These are local Exograph backend benchmarks for the Hex.pm top workload. They are intended to compare Exograph's current backend implementations on this machine, not to make a universal claim about PostgreSQL or DuckDB.
Method
All runs used the same package cache and full Exograph persistence: files, fragments, ASTs, hashes, symbols, references, terms, and queryable facts were retained.
Common settings:
--mode top
--runs 3
--concurrency 4
--index-concurrency 4
--duckdb-threads 1
--postgres-defer-indexes
--postgres-synchronous-commit off
--postgres-maintenance-work-mem 512MB
--postgres-max-parallel-maintenance-workers 2
DuckDB sharded runs used:
--duckdb-shards 4 --duckdb-recovery-mode no_wal_writes
Postgres settings are a rebuildable/local-index challenge mode: deferred non-unique query indexes, synchronous_commit=off, and larger maintenance memory. They are not durable-production defaults.
Indexing medians
| Workload | Postgres plain | DuckDB plain | DuckDB sharded plain | Result |
|---|---|---|---|---|
top --limit 100 | 38.42s | 39.22s | 41.17s | tuned Postgres slightly faster |
top --limit 500 | 181.22s | 109.27s | 91.05s | DuckDB 1.66× faster; sharded DuckDB 1.99× faster |
For limit 100, the systems are close and tuned Postgres wins indexing. For limit 500, DuckDB wins indexing, and sharding improves throughput further.
Query medians
top --limit 100
| Query | Postgres plain | DuckDB plain | DuckDB sharded plain |
|---|---|---|---|
api_text_defmodule | 71.1ms | 27.7ms | 45.4ms |
references_enum | 24.1ms | 2.3ms | 3.3ms |
files_defmodule | 31.0ms | 7.3ms | 2.4ms |
api_comments_todo | 134.3ms | 129.8ms | 65.6ms |
top --limit 500
| Query | Postgres plain | DuckDB plain | DuckDB sharded plain |
|---|---|---|---|
api_text_defmodule | 134.2ms | 49.0ms | 37.0ms |
references_enum | 56.7ms | 8.9ms | 9.9ms |
files_defmodule | 98.3ms | 23.6ms | 7.1ms |
api_comments_todo | 143.3ms | 159.1ms | 199.9ms |
Search/query paths usually favor DuckDB materially, especially on the larger workload.
Artifacts
Machine-readable benchmark artifacts are generated locally and intentionally not committed to git.

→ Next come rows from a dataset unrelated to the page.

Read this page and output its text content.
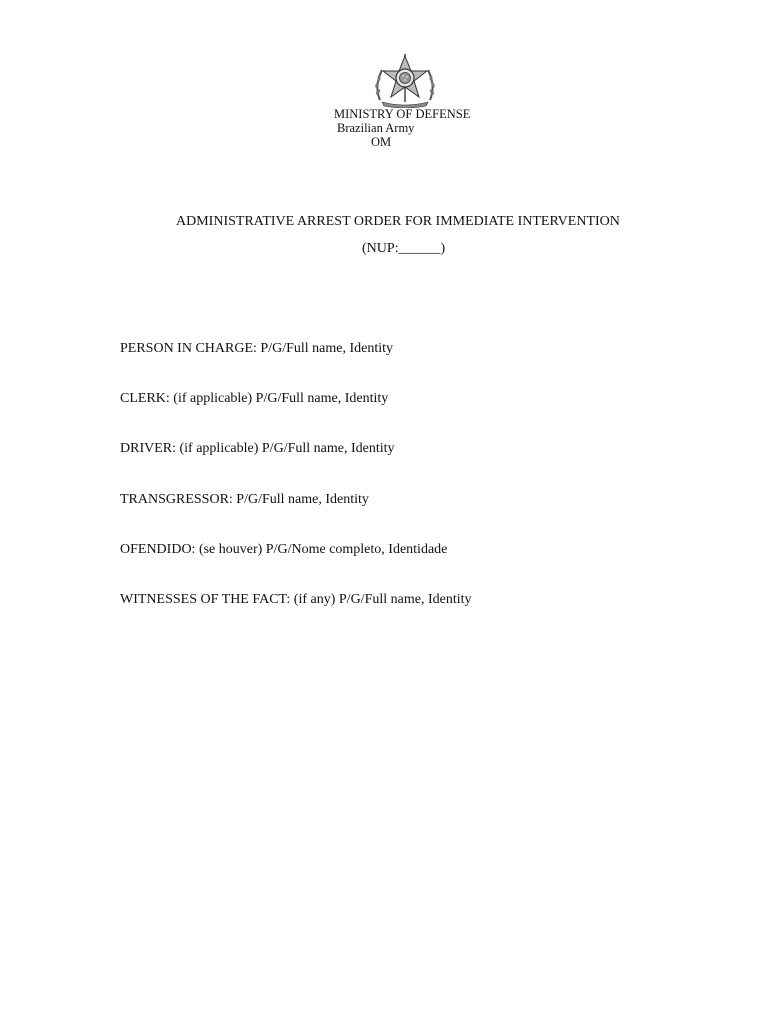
MINISTRY OF DEFENSE
Brazilian Army
OM
ADMINISTRATIVE ARREST ORDER FOR IMMEDIATE INTERVENTION
(NUP:______)
PERSON IN CHARGE: P/G/Full name, Identity
CLERK: (if applicable) P/G/Full name, Identity
DRIVER: (if applicable) P/G/Full name, Identity
TRANSGRESSOR: P/G/Full name, Identity
OFENDIDO: (se houver) P/G/Nome completo, Identidade
WITNESSES OF THE FACT: (if any) P/G/Full name, Identity
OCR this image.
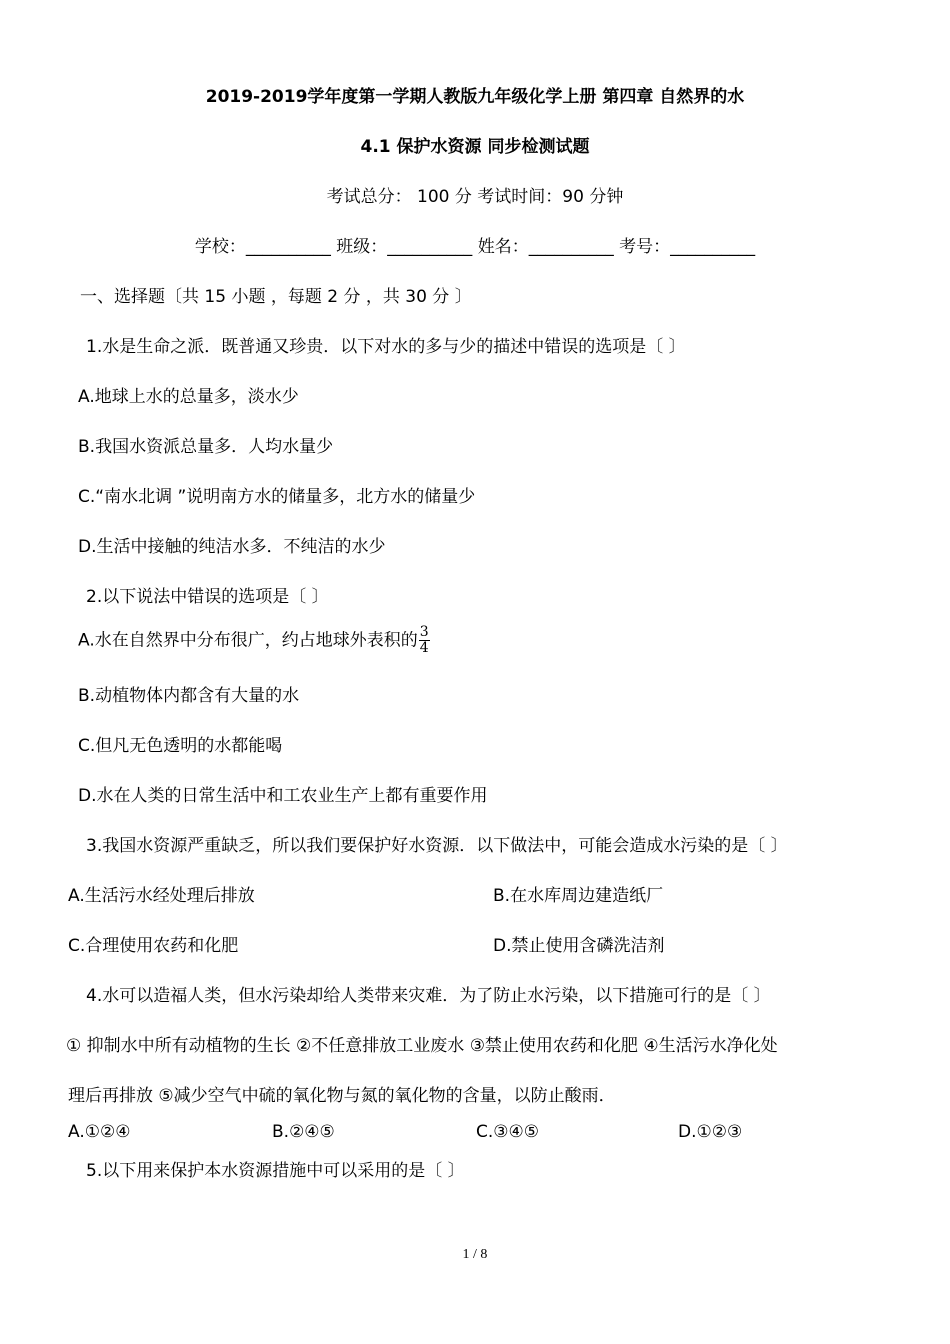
2019-2019学年度第一学期人教版九年级化学上册 第四章 自然界的水
4.1 保护水资源 同步检测试题
考试总分： 100 分 考试时间：90 分钟
学校：__________ 班级：__________ 姓名：__________ 考号：__________
一、选择题〔共 15 小题 ，每题 2 分 ，共 30 分 〕
1.水是生命之派．既普通又珍贵．以下对水的多与少的描述中错误的选项是〔 〕
A.地球上水的总量多，淡水少
B.我国水资派总量多．人均水量少
C.“南水北调 ”说明南方水的储量多，北方水的储量少
D.生活中接触的纯洁水多．不纯洁的水少
2.以下说法中错误的选项是〔 〕
A.水在自然界中分布很广，约占地球外表积的 $\frac{3}{4}$
B.动植物体内都含有大量的水
C.但凡无色透明的水都能喝
D.水在人类的日常生活中和工农业生产上都有重要作用
3.我国水资源严重缺乏，所以我们要保护好水资源．以下做法中，可能会造成水污染的是〔 〕
A.生活污水经处理后排放	B.在水库周边建造纸厂
C.合理使用农药和化肥	D.禁止使用含磷洗洁剂
4.水可以造福人类，但水污染却给人类带来灾难．为了防止水污染，以下措施可行的是〔 〕
① 抑制水中所有动植物的生长 ②不任意排放工业废水 ③禁止使用农药和化肥 ④生活污水净化处
理后再排放 ⑤减少空气中硫的氧化物与氮的氧化物的含量，以防止酸雨．
A.①②④	B.②④⑤	C.③④⑤	D.①②③
5.以下用来保护本水资源措施中可以采用的是〔 〕
1 / 8
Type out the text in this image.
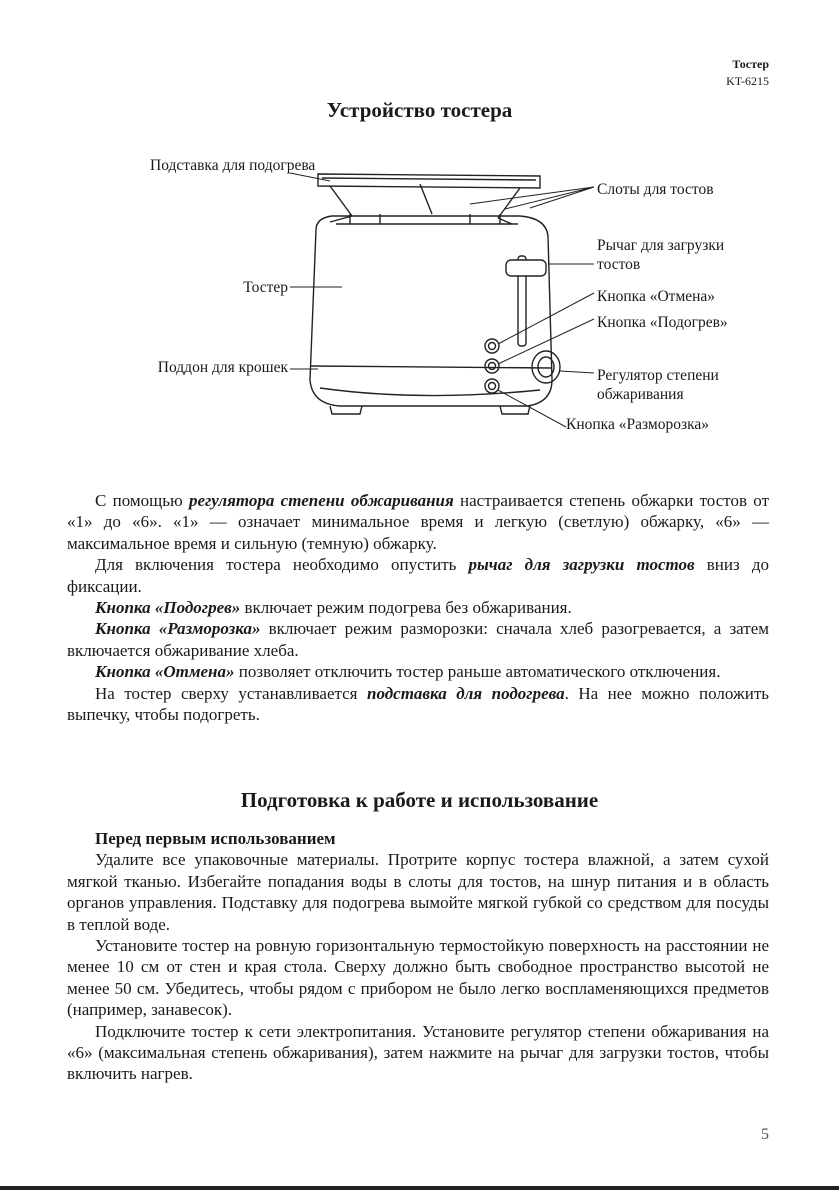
Тостер
KT-6215
Устройство тостера
Подставка для подогрева
Тостер
Поддон для крошек
Слоты для тостов
Рычаг для загрузки тостов
Кнопка «Отмена»
Кнопка «Подогрев»
Регулятор степени обжаривания
Кнопка «Разморозка»

С помощью регулятора степени обжаривания настраивается степень обжарки тостов от «1» до «6». «1» — означает минимальное время и легкую (светлую) обжарку, «6» — максимальное время и сильную (темную) обжарку.

Для включения тостера необходимо опустить рычаг для загрузки тостов вниз до фиксации.

Кнопка «Подогрев» включает режим подогрева без обжаривания.

Кнопка «Разморозка» включает режим разморозки: сначала хлеб разогревается, а затем включается обжаривание хлеба.

Кнопка «Отмена» позволяет отключить тостер раньше автоматического отключения.

На тостер сверху устанавливается подставка для подогрева. На нее можно положить выпечку, чтобы подогреть.

Подготовка к работе и использование

Перед первым использованием

Удалите все упаковочные материалы. Протрите корпус тостера влажной, а затем сухой мягкой тканью. Избегайте попадания воды в слоты для тостов, на шнур питания и в область органов управления. Подставку для подогрева вымойте мягкой губкой со средством для посуды в теплой воде.

Установите тостер на ровную горизонтальную термостойкую поверхность на расстоянии не менее 10 см от стен и края стола. Сверху должно быть свободное пространство высотой не менее 50 см. Убедитесь, чтобы рядом с прибором не было легко воспламеняющихся предметов (например, занавесок).

Подключите тостер к сети электропитания. Установите регулятор степени обжаривания на «6» (максимальная степень обжаривания), затем нажмите на рычаг для загрузки тостов, чтобы включить нагрев.

5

Use --output-json for the JSON report and --explain-dir for Postgres plans, for example:
mix exograph.bench.backends \
--mode top --limit 500 --runs 3 \
--only postgres_plain,duckdb_plain,duckdb_sharded_plain \
--output-json bench-results/backend-limit500-runs3-current.json \
--explain-dir bench-results/explain-limit500-runs3-current
bench-results/ is gitignored to avoid polluting the repository with local benchmark outputs. The tables above record the latest checked benchmark summary; regenerate artifacts locally when you need machine-readable evidence or plans.
Current fair wording
A defensible summary is:
On Exograph's Hex.pm top-package workload, tuned Postgres is slightly faster at indexing 100 packages. At 500 packages, DuckDB indexes about 1.66× faster single-node and about 1.99× faster with 4 shards, while several important query paths are roughly 3×–14× faster on DuckDB. These numbers describe Exograph's current backends and local benchmark setup, not PostgreSQL or DuckDB universally.